É certo mas está errado: sem estratégia política nem substância diplomática para o resto que era imenso, o caminho ficou semeado de equívocos. Não admira que a disponibilidade dos nossos “amigos” do outro lado do Atlântico para contarem connosco seja hoje mais diminuta, mesmo tendo em conta que o mundo mudou, as prioridades geo-estratégicas são outras e a nossa irrelevância maior).
”Gostava de perceber qual é a nossa visão para o Atlântico. E, já agora, que vontade política, recursos e meios temos para um território que ainda é nosso”, dizia-me ontem o mesmo Miguel Monjardino sobre este estado de coisas.“A presença norte-americana nas Lajes teve uma consequência nefasta – anestesiou-nos em relação à necessidade de pensarmos e fazermos opções sobre o território nacional.”
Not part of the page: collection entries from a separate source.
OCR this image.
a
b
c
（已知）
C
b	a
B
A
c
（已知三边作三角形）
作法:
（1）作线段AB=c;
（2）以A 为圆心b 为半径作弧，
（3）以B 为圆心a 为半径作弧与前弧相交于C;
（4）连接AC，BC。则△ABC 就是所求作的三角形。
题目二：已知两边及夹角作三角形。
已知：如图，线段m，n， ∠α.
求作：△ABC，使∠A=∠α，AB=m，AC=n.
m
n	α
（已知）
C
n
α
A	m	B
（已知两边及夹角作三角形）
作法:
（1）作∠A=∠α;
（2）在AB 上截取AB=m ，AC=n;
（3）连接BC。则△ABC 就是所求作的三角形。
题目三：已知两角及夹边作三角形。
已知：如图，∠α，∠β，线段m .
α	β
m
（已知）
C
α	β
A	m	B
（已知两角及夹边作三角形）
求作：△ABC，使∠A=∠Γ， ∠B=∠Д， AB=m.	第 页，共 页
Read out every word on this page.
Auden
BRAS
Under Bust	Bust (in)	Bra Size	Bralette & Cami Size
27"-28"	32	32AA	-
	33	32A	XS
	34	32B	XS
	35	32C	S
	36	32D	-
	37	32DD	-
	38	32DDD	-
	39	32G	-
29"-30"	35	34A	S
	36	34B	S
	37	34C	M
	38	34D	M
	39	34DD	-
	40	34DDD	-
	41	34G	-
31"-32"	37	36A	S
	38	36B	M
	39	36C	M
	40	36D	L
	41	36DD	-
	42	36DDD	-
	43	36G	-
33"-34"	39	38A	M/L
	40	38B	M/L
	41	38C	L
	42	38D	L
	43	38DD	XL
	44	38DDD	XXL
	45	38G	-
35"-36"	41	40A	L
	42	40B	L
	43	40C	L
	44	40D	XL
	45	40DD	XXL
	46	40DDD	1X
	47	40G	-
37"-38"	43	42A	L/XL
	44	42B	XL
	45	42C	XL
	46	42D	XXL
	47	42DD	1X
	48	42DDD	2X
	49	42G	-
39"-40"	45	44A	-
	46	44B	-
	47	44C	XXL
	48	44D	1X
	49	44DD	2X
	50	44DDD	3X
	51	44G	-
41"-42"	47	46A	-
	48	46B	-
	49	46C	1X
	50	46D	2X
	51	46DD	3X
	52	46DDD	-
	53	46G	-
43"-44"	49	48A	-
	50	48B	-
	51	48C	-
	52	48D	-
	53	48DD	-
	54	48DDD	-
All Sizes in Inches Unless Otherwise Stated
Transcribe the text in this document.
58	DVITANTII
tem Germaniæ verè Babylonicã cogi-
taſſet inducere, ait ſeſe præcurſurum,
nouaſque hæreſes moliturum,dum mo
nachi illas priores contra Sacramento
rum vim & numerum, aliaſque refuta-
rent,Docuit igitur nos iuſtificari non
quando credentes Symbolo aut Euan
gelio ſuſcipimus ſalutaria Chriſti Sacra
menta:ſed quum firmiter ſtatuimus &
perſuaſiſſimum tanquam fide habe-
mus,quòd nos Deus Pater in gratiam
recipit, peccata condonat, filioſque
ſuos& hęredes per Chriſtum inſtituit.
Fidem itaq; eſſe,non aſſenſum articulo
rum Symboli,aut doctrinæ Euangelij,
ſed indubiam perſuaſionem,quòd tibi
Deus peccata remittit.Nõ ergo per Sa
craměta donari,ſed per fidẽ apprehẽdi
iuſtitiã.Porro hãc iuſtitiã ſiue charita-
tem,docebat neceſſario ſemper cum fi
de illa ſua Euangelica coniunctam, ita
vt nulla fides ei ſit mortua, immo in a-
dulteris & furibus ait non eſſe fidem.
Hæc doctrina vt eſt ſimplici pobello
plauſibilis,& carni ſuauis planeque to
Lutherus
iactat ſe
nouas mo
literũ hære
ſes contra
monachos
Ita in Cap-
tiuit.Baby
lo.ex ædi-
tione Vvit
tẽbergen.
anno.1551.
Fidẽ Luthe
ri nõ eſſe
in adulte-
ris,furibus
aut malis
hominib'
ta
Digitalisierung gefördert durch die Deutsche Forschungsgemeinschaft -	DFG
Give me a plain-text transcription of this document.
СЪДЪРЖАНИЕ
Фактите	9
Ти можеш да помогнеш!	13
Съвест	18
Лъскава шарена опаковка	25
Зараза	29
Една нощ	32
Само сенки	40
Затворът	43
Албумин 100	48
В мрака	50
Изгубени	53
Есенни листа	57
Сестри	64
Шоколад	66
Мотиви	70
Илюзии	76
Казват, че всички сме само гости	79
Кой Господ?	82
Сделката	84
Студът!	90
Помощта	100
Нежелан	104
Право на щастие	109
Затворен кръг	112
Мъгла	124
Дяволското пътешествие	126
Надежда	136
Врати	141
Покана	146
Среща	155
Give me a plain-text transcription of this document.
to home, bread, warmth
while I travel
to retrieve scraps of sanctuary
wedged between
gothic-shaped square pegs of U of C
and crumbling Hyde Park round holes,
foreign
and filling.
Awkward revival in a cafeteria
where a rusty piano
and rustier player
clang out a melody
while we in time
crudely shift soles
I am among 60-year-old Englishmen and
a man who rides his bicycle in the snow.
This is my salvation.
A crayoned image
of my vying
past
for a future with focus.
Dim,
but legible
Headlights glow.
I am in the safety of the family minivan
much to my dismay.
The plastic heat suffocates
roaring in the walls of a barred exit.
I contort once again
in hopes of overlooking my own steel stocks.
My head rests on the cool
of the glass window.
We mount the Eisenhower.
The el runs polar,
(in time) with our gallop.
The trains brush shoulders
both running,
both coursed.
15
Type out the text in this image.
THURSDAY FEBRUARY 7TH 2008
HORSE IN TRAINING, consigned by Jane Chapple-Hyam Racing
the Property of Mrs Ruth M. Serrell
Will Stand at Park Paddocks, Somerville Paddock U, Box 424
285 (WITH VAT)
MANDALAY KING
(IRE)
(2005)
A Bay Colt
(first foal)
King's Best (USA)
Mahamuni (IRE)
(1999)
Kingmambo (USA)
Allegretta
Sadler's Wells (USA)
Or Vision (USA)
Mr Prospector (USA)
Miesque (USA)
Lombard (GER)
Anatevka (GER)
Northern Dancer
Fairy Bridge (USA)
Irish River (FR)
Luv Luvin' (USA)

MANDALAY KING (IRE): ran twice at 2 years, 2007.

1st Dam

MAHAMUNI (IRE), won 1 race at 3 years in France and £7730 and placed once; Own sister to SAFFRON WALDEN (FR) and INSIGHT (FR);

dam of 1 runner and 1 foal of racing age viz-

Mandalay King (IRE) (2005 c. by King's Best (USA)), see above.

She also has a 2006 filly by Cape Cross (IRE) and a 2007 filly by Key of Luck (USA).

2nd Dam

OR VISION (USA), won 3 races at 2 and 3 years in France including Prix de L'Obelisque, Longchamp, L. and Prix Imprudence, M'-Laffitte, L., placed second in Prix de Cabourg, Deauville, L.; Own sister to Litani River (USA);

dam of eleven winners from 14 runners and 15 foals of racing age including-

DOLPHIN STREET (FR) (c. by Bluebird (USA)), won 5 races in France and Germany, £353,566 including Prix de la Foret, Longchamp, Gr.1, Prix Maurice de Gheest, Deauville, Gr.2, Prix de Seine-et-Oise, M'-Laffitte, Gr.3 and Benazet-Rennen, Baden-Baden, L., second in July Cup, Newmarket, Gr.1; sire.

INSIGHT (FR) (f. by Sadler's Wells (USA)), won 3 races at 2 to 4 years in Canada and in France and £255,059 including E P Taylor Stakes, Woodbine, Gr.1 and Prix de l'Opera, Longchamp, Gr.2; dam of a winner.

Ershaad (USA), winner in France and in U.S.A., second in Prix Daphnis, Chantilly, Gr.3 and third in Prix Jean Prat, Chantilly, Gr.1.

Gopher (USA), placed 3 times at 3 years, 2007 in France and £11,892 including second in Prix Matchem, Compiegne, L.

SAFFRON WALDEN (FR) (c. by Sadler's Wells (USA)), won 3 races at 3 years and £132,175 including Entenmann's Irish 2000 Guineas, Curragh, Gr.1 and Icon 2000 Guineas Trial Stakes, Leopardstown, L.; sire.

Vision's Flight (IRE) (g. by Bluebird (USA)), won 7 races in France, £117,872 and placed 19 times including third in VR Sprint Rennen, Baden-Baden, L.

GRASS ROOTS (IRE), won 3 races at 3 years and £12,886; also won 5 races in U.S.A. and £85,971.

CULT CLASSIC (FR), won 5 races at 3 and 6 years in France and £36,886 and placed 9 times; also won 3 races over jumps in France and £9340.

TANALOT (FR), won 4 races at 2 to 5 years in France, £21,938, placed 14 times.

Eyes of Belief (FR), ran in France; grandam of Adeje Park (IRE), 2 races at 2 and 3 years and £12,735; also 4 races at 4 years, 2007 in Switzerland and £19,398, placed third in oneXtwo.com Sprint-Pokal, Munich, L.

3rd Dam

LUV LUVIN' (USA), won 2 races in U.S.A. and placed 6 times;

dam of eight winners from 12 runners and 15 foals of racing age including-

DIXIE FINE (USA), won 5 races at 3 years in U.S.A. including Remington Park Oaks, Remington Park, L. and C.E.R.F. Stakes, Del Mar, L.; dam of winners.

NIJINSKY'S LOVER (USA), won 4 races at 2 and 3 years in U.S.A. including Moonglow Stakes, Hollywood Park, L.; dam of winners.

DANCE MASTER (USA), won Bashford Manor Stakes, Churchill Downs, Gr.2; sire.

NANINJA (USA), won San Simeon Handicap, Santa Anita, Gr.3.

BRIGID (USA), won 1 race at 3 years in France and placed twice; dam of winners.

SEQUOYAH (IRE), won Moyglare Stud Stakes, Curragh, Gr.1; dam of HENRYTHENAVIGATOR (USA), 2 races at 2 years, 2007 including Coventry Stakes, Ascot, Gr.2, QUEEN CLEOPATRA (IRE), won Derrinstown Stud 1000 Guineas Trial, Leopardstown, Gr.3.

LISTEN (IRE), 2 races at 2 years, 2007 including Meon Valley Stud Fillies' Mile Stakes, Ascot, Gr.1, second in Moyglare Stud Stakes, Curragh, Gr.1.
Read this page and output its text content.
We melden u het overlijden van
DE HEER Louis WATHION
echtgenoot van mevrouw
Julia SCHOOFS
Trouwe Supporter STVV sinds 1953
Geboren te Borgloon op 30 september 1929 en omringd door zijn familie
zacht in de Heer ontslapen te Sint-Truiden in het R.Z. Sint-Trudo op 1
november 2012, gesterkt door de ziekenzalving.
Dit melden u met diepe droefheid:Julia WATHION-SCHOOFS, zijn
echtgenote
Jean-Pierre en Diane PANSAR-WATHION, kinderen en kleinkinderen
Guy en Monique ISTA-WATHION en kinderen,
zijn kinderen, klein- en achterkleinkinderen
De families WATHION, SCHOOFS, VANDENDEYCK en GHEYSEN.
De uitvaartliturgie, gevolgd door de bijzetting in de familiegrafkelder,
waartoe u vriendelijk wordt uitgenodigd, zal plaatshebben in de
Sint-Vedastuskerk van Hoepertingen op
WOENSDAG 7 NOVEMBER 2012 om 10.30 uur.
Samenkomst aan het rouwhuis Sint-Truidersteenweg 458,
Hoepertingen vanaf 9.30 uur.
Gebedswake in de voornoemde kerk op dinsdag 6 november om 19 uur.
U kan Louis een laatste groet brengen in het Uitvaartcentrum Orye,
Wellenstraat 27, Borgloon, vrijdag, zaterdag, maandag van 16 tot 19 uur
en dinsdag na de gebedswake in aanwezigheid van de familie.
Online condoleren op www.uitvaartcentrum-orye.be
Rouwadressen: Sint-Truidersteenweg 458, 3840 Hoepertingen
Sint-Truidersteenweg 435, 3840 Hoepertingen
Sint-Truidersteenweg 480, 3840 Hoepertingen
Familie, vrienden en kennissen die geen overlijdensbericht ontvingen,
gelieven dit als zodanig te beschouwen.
Não se pode ser mais claro.
Infelizmente parece que a ninguém ocorreu que a nossa extrema atenção à crise e a uma opção externa mais “continental” fosse acompanhada por outra atenção ao “lado”atlântico, ao nível político-militar. Foi quase o contrário: Lisboa preferiu tornar a relação com os EUA refém do futuro das Lajes. Ainda Miguel Monjardino: “Ao mesmo tempo que criticava politicamente a opção do Pentágono em diminuir o contingente militar norte-americano nas Lajes, Portugal fez o mesmo silenciosamente: a presença da Força Aérea Portuguesa na BA4 resume-se agora a um destacamento que, por muito profissional que seja, só com dificuldade e sacrifício cumprirá as suas missões no Atlântico.”
Num discurso que fez no início de Janeiro, o actual titular do Palácio das Necessidades exigiu (?) três coisas distintas aos Estados Unidos: a primeira, (“maximização da utilização da Base das Lajes) estava fora de prazo já que Portugal não podia ignorar que a alteração da visão estratégica norte americana para o uso das Lajes implicava uma diminuição dos seus contingentes militares, o que colidia com o conceito de “maximização”; a segunda, (o “reforço do relacionamento estratégico entre os dois países;” ) destoava do actual momento das relações entre os dois países; e a terceira (“uma decisão que não seja penalizadora para a população da Ilha Terceira”) quase afligia um comum mortal pela confusão que fazia entre desemprego e política externa. Washington ignorou tudo. Riscos altos, consequências previsíveis.
Em resumo: o que ocorre na politica externa nacional resultará de opções políticas com consequências ao nível estratégico em que a mais óbvia – e não menos inquietante – é que a actual situação geopolítica no Atlântico parece exigir uma opção geoestratégica diferente da nossa parte.
Infelizmente tenho de concordar ainda com Miguel Monjardino quando ele “teme” que a decisão do Pentágono no dia 8 de Janeiro – apenas uns dias depois da confirmação do reforço da relação militar Washington-Madrid – “possa ser lida como uma espécie de cartão amarelo político-diplomático por parte da administração Obama a Lisboa.”
É que só a “Europa” não chega. Nunca chegou. Nem tão pouco convence como “via única” a alguns convictos atlantistas como eu (pensar que é lá, nos Estados Unidos, que temos um dos nossos melhores diplomatas, Nuno Brito de seu nome, torna o espanto maior).
3. Perdi tempo mas ganhei “realidade”: durante a manhã de ontem fui ouvindo inúmeros comentários radiofónicos e outros sobre a avaliação dos professores. Desabafos irados, críticas azedas, clamores raivosos, afirmações de ódio, numa avalanche – quase sem excepção – de palavras ressentidas de destinatário único: o ministério da 5 de Outubro. Fica-se de boca aberta.
Só há “um ponto”nesta triste história e não dois ou três “ângulos” de visão, interpretação ou perspectiva: nenhum professor pode dar erros. Tudo o resto que se disse e eu ouvi é mero subterfúgio (e refúgio atabalhoado para o inconcebível resultado). Mas parece que a culpa foi da prova que “não era fiável”! Entre outros exemplos de “culpa”.
Em Portugal e até dói constatar sempre o mesmo: a culpa é sempre, sempre, dos outros.